Całą szóstką poszli za sołtysem do bielonego domu. Wszyscy bracia byli odziani w ciemnopopielate płaszcze o brzegach haftowanych srebrem, a pod nimi nosili napierśniki ozdobione herbem zakonu – dwoma skrzyżowanymi mieczami na tle sierpa księżyca. Talisar, odziany w prosty czarny płaszcz współgrający z kolorem jego włosów, wyróżniał się wśród pozostałych zakonników. Jako nowicjusz, który jeszcze nie złożył ślubów, nie miał prawa nosić barw i herbu zakonu. Pod płaszcz założył utwardzoną skórzaną tunikę, a do boku przypasał krótki miecz, który jak dotąd w ogóle mu się nie przydał.

Talisar po raz pierwszy uczestniczył w podobnej wyprawie. Była to dla niego najlepsza nagroda, jaką mógł dostać po trzech długich latach spędzonych w obrębie klasztornych murów. Nie przeszkadzały mu ani deszczowa pogoda, ani trudy podróży. Stanowiło to namiastkę wolności, którą utracił dawno temu.

Nowicjusze poza zakon wychodzili rzadko, najczęściej by pomóc braciom przywieźć zakupy z targu lub dostarczyć do szewca buty do naprawy. Talisar du Salin jako królewski syn miał jeszcze ciężej niż inni. Był uczniem samego Wielkiego Mistrza Luthiana i ku swojej rozpaczy wcale nie opuszczał klasztoru, nie miał też wiele czasu na spotkania z innymi nowicjuszami. Mimo że otrzymał najlepsze wykształcenie w Królestwie, wciąż musiał się uczyć. Całe dnie spędzał na nauce fechtunku oraz studiowaniu starych i opasłych ksiąg, które jedna po drugiej wynajdywał dla niego Luthian. Wieczorami z mistrzem Corisem odgrywali historyczne bitwy na dużej makiecie Królestwa, znajdującej się w sali wojennej. Zazwyczaj mistrz ustawiał chłopaka po przegranej stronie, a potem pytał, co on sam by zrobił, gdyby dowodził, i do późna rozprawiali nad tym, jak mogłoby to zmienić losy dawnych potyczek. Talisar lubił mistrza Corisa, który był dużo młodszy od Luthiana i o wiele mniej wymagający. Można było z nim porozmawiać o wielu rzeczach, niekoniecznie związanych z nauką.

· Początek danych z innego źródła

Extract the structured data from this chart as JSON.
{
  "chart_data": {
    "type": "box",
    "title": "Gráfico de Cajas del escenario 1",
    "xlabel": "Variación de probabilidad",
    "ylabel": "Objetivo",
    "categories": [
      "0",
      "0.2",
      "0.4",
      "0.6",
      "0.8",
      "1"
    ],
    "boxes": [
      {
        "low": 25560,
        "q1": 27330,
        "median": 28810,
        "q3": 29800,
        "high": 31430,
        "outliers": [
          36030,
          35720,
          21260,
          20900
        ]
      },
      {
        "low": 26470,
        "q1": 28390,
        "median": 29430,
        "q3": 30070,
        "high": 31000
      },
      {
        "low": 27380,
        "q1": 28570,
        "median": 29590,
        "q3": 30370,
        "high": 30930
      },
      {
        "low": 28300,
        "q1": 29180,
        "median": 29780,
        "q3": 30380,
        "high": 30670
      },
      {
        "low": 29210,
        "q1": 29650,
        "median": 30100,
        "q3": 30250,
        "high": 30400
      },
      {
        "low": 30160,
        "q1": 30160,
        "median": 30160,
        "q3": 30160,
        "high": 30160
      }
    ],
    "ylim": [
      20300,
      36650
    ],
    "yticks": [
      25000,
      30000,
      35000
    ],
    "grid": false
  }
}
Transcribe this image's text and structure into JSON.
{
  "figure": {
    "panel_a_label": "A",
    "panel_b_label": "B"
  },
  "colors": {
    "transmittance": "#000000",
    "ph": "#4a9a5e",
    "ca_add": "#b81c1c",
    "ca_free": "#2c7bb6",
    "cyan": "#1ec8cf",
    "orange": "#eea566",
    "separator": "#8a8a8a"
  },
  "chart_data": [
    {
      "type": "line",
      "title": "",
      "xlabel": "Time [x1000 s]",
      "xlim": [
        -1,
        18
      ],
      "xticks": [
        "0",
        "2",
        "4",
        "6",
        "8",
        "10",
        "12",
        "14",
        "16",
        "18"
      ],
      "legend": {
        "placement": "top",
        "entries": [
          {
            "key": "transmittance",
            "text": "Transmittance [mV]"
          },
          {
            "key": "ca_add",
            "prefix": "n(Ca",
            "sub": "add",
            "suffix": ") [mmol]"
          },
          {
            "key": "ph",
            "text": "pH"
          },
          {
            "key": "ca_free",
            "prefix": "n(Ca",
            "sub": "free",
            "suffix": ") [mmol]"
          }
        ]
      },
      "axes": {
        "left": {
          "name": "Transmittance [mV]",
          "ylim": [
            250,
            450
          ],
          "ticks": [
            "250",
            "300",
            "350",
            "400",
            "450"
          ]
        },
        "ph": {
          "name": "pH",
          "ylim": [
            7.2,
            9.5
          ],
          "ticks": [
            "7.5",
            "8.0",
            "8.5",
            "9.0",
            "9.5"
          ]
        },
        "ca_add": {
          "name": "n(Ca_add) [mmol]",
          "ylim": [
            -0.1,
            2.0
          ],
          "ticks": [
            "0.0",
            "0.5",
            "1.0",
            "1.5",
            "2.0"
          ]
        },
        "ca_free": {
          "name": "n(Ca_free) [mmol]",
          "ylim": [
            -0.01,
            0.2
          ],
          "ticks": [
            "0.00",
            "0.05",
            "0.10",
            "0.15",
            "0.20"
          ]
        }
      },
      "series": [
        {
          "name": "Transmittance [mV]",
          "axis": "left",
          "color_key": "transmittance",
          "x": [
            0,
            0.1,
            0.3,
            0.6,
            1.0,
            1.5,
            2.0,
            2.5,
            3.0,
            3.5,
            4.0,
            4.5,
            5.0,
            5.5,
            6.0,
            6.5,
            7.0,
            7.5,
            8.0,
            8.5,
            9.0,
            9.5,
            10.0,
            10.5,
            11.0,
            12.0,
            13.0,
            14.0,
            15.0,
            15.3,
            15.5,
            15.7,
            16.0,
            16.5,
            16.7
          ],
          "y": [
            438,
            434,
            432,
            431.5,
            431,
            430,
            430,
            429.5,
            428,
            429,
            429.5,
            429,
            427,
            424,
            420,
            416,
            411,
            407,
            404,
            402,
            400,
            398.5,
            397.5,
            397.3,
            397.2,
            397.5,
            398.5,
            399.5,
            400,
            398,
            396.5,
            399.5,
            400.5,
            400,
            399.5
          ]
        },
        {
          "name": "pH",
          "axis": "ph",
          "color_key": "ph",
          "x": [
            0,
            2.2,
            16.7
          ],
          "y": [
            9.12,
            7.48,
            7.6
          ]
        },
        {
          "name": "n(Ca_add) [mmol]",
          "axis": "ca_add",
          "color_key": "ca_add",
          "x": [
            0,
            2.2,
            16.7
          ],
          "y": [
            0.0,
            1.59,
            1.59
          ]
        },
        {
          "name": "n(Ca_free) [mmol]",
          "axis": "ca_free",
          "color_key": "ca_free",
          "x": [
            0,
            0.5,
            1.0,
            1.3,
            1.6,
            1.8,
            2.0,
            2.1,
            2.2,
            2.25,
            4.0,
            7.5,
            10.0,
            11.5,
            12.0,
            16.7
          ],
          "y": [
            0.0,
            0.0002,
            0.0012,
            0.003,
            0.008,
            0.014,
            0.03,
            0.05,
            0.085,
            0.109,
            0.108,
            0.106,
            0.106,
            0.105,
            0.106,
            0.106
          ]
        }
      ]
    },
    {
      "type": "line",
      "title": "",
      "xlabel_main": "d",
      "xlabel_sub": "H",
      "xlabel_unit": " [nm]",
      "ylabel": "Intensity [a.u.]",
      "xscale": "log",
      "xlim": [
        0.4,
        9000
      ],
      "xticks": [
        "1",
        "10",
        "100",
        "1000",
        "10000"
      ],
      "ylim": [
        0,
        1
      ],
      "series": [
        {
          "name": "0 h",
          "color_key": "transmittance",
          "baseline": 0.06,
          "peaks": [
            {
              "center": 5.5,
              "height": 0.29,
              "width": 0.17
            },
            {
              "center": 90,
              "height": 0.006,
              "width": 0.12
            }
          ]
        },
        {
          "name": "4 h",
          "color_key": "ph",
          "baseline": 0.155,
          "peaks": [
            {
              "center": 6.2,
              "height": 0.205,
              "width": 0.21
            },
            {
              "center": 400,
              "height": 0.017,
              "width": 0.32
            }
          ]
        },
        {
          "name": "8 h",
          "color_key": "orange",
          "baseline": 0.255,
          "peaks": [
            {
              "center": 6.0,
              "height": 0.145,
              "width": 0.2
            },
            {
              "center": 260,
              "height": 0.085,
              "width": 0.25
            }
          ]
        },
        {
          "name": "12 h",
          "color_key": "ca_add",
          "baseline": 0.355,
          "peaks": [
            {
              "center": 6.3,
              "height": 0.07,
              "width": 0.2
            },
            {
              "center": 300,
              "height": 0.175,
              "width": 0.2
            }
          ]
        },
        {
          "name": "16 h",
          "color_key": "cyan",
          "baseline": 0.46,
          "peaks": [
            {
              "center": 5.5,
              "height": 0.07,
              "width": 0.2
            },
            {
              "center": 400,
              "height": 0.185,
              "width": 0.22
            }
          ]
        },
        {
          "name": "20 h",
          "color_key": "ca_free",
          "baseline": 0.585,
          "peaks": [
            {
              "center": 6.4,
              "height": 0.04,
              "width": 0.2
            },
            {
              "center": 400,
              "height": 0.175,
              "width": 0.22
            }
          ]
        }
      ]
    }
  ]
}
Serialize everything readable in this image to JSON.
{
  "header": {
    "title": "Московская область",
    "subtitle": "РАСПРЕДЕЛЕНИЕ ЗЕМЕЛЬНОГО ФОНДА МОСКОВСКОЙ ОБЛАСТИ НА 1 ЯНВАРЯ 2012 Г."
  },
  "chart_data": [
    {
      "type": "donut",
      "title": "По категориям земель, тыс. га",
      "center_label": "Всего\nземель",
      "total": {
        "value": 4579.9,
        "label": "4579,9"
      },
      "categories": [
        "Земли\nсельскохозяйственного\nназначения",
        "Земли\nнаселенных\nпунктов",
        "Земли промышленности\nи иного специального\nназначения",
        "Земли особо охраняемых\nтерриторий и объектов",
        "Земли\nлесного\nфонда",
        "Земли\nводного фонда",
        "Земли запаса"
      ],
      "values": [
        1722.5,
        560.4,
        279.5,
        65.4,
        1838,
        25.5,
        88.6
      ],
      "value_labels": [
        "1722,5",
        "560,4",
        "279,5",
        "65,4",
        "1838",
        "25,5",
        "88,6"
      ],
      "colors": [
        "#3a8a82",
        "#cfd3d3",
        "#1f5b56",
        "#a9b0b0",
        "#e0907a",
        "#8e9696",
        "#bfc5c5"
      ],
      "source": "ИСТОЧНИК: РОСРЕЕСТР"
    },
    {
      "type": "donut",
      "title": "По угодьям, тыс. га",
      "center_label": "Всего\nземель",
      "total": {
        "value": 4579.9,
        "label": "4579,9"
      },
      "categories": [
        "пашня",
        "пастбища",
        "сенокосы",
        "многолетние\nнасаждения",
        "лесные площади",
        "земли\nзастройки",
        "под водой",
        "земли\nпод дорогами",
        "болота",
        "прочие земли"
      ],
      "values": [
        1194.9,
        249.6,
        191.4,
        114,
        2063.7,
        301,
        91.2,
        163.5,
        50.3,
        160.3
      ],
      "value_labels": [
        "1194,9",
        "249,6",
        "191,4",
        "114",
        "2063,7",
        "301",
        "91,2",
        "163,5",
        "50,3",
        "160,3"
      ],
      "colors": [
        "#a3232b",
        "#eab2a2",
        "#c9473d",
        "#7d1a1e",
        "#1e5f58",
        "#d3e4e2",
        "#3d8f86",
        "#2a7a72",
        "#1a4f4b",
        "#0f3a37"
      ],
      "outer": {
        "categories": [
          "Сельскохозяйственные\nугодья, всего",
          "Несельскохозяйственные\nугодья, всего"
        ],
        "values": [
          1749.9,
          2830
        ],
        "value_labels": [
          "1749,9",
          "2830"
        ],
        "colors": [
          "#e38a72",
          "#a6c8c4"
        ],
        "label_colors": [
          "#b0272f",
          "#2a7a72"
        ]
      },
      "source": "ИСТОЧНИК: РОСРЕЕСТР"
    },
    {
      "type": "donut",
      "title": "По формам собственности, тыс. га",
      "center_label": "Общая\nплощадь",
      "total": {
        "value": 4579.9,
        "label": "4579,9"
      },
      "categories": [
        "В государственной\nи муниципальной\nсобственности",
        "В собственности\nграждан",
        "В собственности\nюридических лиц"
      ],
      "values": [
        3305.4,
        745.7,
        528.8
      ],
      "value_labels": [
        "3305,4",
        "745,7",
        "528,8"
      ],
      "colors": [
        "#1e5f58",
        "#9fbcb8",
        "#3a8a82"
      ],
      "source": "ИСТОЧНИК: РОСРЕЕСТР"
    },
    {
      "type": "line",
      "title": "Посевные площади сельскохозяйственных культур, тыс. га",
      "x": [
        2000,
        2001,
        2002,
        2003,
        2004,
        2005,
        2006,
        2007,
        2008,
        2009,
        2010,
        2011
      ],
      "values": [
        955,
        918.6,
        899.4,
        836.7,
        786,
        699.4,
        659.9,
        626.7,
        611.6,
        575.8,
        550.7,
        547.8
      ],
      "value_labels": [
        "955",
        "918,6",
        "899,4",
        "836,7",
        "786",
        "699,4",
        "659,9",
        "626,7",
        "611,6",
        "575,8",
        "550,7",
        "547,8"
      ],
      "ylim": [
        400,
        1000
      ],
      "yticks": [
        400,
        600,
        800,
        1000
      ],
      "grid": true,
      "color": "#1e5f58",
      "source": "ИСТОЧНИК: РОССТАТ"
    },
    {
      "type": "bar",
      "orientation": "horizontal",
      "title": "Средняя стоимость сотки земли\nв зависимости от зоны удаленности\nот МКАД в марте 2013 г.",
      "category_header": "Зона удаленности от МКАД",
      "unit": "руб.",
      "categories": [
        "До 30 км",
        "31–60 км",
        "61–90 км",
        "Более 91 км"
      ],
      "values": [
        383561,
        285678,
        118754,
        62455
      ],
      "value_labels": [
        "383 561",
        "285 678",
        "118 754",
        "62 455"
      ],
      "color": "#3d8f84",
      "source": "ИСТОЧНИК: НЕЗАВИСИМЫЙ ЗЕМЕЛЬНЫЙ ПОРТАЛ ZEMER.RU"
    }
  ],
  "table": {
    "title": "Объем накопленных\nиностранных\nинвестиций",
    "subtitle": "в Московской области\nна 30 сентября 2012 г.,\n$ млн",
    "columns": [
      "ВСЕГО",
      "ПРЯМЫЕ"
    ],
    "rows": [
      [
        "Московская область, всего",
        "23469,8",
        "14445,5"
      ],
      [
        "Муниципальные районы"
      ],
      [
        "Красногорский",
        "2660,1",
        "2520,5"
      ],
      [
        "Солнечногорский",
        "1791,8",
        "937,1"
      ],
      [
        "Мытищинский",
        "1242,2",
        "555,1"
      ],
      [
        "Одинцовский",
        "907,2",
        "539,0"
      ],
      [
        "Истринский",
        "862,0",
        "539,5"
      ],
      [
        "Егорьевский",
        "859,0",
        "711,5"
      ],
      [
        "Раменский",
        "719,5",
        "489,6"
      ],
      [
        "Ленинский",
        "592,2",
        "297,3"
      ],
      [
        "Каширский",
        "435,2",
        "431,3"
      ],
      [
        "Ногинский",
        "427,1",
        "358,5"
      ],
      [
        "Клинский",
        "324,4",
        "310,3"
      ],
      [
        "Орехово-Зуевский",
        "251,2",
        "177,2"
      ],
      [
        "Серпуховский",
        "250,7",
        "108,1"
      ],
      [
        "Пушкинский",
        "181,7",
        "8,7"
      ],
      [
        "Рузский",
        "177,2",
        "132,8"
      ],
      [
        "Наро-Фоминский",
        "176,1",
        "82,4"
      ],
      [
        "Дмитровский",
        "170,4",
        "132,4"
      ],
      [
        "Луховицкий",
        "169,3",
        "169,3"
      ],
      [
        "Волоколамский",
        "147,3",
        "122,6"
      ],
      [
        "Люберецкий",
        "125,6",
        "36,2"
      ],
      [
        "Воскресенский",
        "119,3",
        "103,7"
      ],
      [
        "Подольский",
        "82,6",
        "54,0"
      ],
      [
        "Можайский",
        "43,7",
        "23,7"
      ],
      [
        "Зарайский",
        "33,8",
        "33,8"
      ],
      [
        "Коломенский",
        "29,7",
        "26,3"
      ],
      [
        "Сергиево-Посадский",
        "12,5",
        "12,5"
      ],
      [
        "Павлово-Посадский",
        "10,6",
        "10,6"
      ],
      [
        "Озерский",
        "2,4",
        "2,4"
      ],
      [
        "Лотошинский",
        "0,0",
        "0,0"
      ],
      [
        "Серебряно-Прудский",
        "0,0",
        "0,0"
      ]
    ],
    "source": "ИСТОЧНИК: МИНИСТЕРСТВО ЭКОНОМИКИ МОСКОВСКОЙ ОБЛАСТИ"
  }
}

Któregoś wieczoru do klasztoru w Vams dotarł list informujący o dziwnym zdarzeniu na ziemiach granicznych. Według tego, co napisano, jedna z przygranicznych wiosek została nawiedzona przez jakąś mroczną siłę, ciepła wiosna zamieniła się tam w zimę, a mieszkańcy pozamarzali. Mistrz Luthian, jako jedyny obecny wówczas w klasztorze egzorcysta, natychmiast podjął decyzję o konieczności zbadania tej sprawy. Czas naglił, bowiem atremscy kapłani na pewno równie szybko odpowiedzą na wieści o zdarzeniu i pospieszą ze swoją niekoniecznie oczekiwaną pomocą. Zakon nie mógł sobie pozwolić na interwencję Atrem na ziemiach Królestwa Sargetii. Dodatkowo Luthian postanowił wziąć ze sobą na wyprawę Talisara, by dać mu lekcję na temat obyczajów i kultury vessańskiej, a jednocześnie nagrodzić chłopaka za dobre wyniki w nauce.

Sołtys poprowadził sześciu mężczyzn przez wąski korytarz do głównej izby domu, która najwyraźniej służyła za miejsce spotkań domowników oraz gości. Większość paladynów musiała pochylić głowy, przechodząc przez niskie drzwi.

Kiedy tylko paladyni pojawili się w izbie, z kolan mężczyzny siedzącego na jednym z foteli poderwała się młoda, ciemnowłosa dziewczyna i ze spuszczonym wzrokiem umknęła do sąsiedniego pomieszczenia.

– Znowu bałamucisz mi pomoc kuchenną? – zawołał Ershall z wyrzutem w głosie.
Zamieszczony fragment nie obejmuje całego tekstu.